Venerable Chang Yuan related how, in his capacities as a monastic, he is often assigned the task of "fix it" person, doing repairs in the center. He mentioned, rather jokingly, that he is only getting "60%" in terms of the quality of what he does. Venerable comforted me at that moment. I am sure that he is underestimating his abilities, but what moved me was the fact that he is still able to perform his duties as best as he can, without worrying that he is at "60 per cent". This is indeed quite heartening--and it suggests that he doesn't excessively crave the praise or the feeling of satisfaction that comes from achieving such grades.
There is a lot of pressure to "be" somebody in this human world.

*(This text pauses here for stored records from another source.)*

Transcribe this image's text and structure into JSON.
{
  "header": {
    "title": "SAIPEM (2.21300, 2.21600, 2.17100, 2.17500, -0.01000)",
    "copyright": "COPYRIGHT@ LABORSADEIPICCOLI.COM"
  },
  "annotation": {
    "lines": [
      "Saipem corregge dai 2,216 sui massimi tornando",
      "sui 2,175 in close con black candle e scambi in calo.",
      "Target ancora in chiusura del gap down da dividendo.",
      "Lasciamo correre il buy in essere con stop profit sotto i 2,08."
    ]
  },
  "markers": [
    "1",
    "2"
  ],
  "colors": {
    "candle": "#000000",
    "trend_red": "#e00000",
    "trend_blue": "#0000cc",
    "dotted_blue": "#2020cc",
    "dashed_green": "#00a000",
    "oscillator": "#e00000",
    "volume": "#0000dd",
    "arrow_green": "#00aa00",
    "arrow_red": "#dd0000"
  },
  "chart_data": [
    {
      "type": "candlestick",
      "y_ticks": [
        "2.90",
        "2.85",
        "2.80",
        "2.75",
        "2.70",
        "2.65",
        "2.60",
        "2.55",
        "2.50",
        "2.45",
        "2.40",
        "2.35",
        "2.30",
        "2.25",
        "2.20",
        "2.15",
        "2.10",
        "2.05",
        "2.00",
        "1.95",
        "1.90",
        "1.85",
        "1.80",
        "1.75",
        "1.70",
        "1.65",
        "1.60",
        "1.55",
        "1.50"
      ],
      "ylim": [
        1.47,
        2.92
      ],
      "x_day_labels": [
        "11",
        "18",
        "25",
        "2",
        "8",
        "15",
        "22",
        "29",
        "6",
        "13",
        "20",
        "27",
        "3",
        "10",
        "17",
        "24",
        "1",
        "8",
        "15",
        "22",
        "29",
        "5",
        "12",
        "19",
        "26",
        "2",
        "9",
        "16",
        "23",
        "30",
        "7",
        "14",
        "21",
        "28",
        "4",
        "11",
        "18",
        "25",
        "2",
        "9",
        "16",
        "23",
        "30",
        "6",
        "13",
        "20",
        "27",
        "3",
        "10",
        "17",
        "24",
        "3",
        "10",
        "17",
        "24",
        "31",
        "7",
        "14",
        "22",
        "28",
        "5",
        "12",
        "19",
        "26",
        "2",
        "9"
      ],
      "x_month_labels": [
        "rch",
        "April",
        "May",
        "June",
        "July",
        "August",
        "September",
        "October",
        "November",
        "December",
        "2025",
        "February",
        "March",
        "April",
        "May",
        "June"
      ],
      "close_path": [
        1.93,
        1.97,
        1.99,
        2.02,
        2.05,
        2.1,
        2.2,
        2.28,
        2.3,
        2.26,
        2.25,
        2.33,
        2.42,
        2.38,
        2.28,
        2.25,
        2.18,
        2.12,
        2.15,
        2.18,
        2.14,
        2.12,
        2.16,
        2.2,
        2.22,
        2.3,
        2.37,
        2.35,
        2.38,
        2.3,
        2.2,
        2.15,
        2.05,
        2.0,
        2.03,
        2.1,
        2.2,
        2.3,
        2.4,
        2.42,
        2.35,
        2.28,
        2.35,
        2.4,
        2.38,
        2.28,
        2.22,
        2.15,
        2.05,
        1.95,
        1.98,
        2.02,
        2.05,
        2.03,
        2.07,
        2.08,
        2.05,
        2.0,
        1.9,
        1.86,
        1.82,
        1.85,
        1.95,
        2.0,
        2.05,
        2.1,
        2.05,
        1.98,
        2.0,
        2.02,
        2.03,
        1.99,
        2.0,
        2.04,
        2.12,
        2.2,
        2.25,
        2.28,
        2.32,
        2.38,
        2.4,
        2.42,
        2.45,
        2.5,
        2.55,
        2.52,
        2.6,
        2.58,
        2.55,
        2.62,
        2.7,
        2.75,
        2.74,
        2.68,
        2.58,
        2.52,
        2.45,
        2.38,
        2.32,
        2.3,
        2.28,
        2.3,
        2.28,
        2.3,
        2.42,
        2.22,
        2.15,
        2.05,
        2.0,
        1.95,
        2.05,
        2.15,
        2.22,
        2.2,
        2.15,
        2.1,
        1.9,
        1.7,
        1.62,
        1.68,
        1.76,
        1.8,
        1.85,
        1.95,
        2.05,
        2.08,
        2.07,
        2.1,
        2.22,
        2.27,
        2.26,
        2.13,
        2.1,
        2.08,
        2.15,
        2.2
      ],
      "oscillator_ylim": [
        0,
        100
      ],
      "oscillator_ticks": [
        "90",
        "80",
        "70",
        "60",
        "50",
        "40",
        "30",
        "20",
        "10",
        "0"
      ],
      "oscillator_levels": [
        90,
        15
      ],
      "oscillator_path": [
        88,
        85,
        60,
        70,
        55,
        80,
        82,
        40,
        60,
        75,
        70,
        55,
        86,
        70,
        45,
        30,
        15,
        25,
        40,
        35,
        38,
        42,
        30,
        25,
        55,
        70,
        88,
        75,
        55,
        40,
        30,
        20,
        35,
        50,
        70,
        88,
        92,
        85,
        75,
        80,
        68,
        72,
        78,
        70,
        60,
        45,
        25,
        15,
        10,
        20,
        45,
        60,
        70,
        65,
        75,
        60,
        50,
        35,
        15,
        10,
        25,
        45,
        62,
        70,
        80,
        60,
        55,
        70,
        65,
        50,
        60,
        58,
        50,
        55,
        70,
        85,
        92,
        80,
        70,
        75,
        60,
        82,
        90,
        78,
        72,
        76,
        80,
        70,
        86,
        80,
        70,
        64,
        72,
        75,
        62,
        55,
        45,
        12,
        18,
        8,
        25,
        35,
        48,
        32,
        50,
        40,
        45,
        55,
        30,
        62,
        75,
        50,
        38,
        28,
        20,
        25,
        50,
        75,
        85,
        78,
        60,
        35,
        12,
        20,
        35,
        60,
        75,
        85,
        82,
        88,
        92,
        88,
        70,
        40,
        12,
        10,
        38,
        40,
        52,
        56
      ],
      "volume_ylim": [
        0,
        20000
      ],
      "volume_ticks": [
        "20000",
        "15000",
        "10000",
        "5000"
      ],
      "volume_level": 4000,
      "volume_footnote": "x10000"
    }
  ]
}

We certainly don't see it that much in animals or even ghosts, but we see that desire in humans: the desire to achieve, to stand out, to appear as somebody and not "nobody". Being average entails the threat of eventual abandonment or replacement by someone who is "above average". So we do violence to ourselves by saying we are not good enough and need to continually better ourselves, unless that betterment comes from the heart.
I am convinced it comes from school and childhood. I wonder if my fascination with education and pedagogy comes from my struggles with the concepts of success and failure in life, and how I desperately want to revise them. The boy (or young man) who cried about getting a 79% --in front of his peers--is a boy that needed a different view of life. The grade strangled him, made him emotionally stunted. It can happen to anyone, truly. But Fashi reminded me that the meaning of work is not about achievement or promotion. It's actually about learning to accept when we are 60%, when we are 40%, and know that the 100% is because we got a lot of support from someone or somewhere. That is--don't cling to ideas of success or failure, but treat every experience as a gradual learning process with no fixed end or outcome. Then, indeed, as Ven Chang Yuan put it, I can be a "happy boy" all my life.